Original bacterial density of 1* 106 cfu/ml led to the growth detection after a PMEU incubation of 2 – 4 hours. Detection of growth could be carried out after 4 – 5 hours' incubation period from samples with very low, even 0.5 to 600 cfu/ml, bacterial densities. Thanks to these results, a new generation of analytical system for the clinical microbiology and hospital hygiene is developed by us.
Analytical method for the detection of Clostridium difficile bacterium has been developed in cooperation with Dr. Markus Hell, responsible for Hospital Hygiene and Control of Infectious Diseases in Salzburger Landesklinikum (Salzburg University Hospital). The role of C.difficile as the agent of antibiotic diarrhea has increased and, in addition, very virulent new stains of this bacterium have been found. Better detection methods for the bacterium are therefore needed. Scientific publications regarding studies on clinically important bacteria by the PMEU are to be published soon.
Human intestinal flora is developed already during the first years of our lives, and is controlled by the most sensitive mechanisms, interconnecting the human body and the microbes inside the body system (HAKALEHTO et al. 2008). Observation and simulation of these interactions with PMEU methods has been opening totally new windows into the world of the microbes.
M. FLYGAR, M. JANSSON (2009). Bakteerien vastaisku. Suomen Lääkärilehti 64 (2009) 575-577.

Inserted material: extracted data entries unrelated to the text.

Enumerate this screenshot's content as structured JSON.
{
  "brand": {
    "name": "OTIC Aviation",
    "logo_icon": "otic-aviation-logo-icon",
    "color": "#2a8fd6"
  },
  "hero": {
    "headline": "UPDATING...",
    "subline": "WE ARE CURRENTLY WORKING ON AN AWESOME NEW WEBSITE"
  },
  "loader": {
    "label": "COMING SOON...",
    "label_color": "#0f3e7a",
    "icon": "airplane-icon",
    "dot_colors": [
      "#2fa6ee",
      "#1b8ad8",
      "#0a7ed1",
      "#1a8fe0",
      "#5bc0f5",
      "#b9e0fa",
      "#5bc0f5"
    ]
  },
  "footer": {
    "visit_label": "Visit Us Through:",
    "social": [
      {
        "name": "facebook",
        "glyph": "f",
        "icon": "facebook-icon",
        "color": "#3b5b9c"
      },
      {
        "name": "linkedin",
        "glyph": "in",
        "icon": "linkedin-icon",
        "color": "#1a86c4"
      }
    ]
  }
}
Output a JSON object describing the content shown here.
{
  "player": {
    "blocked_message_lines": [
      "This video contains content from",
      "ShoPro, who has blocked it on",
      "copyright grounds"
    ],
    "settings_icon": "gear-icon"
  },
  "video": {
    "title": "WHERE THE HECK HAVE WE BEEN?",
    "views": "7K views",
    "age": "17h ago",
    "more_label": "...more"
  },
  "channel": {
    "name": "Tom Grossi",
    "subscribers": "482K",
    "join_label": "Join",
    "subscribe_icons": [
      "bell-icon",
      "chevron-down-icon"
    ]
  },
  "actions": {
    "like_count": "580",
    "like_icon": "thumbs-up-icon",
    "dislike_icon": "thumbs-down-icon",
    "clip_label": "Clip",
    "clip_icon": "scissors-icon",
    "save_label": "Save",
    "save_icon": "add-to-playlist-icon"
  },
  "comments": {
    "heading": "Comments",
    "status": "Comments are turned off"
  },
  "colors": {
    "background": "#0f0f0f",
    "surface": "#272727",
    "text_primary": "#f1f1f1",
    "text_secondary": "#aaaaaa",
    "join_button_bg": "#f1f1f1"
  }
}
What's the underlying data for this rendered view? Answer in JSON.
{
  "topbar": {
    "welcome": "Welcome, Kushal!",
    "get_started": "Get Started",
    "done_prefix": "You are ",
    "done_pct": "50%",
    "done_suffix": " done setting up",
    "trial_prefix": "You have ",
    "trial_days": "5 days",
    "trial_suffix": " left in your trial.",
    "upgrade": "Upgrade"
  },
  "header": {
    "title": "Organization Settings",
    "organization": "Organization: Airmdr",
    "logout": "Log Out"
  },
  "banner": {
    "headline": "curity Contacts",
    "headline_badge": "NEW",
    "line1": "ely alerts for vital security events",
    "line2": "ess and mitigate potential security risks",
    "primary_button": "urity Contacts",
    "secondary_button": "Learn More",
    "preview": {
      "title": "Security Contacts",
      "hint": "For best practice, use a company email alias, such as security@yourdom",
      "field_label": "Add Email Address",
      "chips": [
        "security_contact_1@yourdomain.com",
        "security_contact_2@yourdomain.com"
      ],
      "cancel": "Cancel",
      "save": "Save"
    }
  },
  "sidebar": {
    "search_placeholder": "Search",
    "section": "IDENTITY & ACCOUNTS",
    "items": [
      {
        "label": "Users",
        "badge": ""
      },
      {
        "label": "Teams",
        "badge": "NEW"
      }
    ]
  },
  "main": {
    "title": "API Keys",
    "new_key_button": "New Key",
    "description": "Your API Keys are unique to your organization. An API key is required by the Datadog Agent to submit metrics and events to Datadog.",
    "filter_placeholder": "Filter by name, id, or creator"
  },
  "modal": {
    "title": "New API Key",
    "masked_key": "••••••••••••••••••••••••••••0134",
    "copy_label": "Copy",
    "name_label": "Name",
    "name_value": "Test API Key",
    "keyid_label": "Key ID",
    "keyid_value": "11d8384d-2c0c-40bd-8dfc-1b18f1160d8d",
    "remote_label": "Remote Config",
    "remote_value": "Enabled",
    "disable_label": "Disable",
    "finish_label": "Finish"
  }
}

E. HAKALEHTO (2006). Semmelweis’ Present Day Follow-up: Updating Bacterial Sampling and Enrichment in Clinical Hygiene. Review: Pathophysiology 13 (2006) 257-267.
E. HAKALEHTO, T. HUMPPI & H. PAAKKANEN (2008). Dualistic Acidic and Neutral Glucose Fermentation Balance in Small Intestine: Simulation in vitro. Pathophysiology 15 (2008), 211-220.
E. HAKALEHTO, J. PESOLA, A. HEITTO, B. BHANJ DEO, K. RISSANEN, U. SANKILAMPI, T. HUMPPI & H. PAAKKANEN (2009a). Fast Detection of Bacterial Growth by Using Portable Microbe Enrichment Unit (PMEU) and ChemPro100i® Gas Sensor. Pathophysiology 16 (2009) 57-62.
E. HAKALEHTO, T. VILPPONEN-SALMELA, K. KINNUNEN & A. VON WRIGHT (2009b). Lactic Acid Bacteria Enriched from Human Gastric Biopsies. Manuscript in preparation.
ELIAS HAKALEHTO, MARKUS HELL. CHRISTA BERNHOFER, ANNELI HEITTO, JOUNI PESOLA, TARMO HUMPPI & HEIKKI PAAKKANEN (2009c). Growth and Gaseous Emissions of Pure and Mixed Small Intestinal Bacterial Cultures: Effects of bile and vancomycin. Pathophysiology, doi:10.1016/j.pathophys.2009.07.003
J. PESOLA & E. HAKALEHTO (2009). Stabilization of Intestinal Enterobacterial Microflora after Wide-spectrum Antibiotic Treatment of Neonatal Sepsis and Multiple Antimicrobials in Infancy: a Case Study. Manuscript in preparation.
J. PESOLA, O. VAARALA, A. HEITTO & E. HAKALEHTO (2009b). Enrichment in Portable Enrichment Unit in Rapid Characterization of Infant Intestinal Enterobacterial Microbiota. Manuscript submitted for publication in Microbial Ecology in Health and Disease.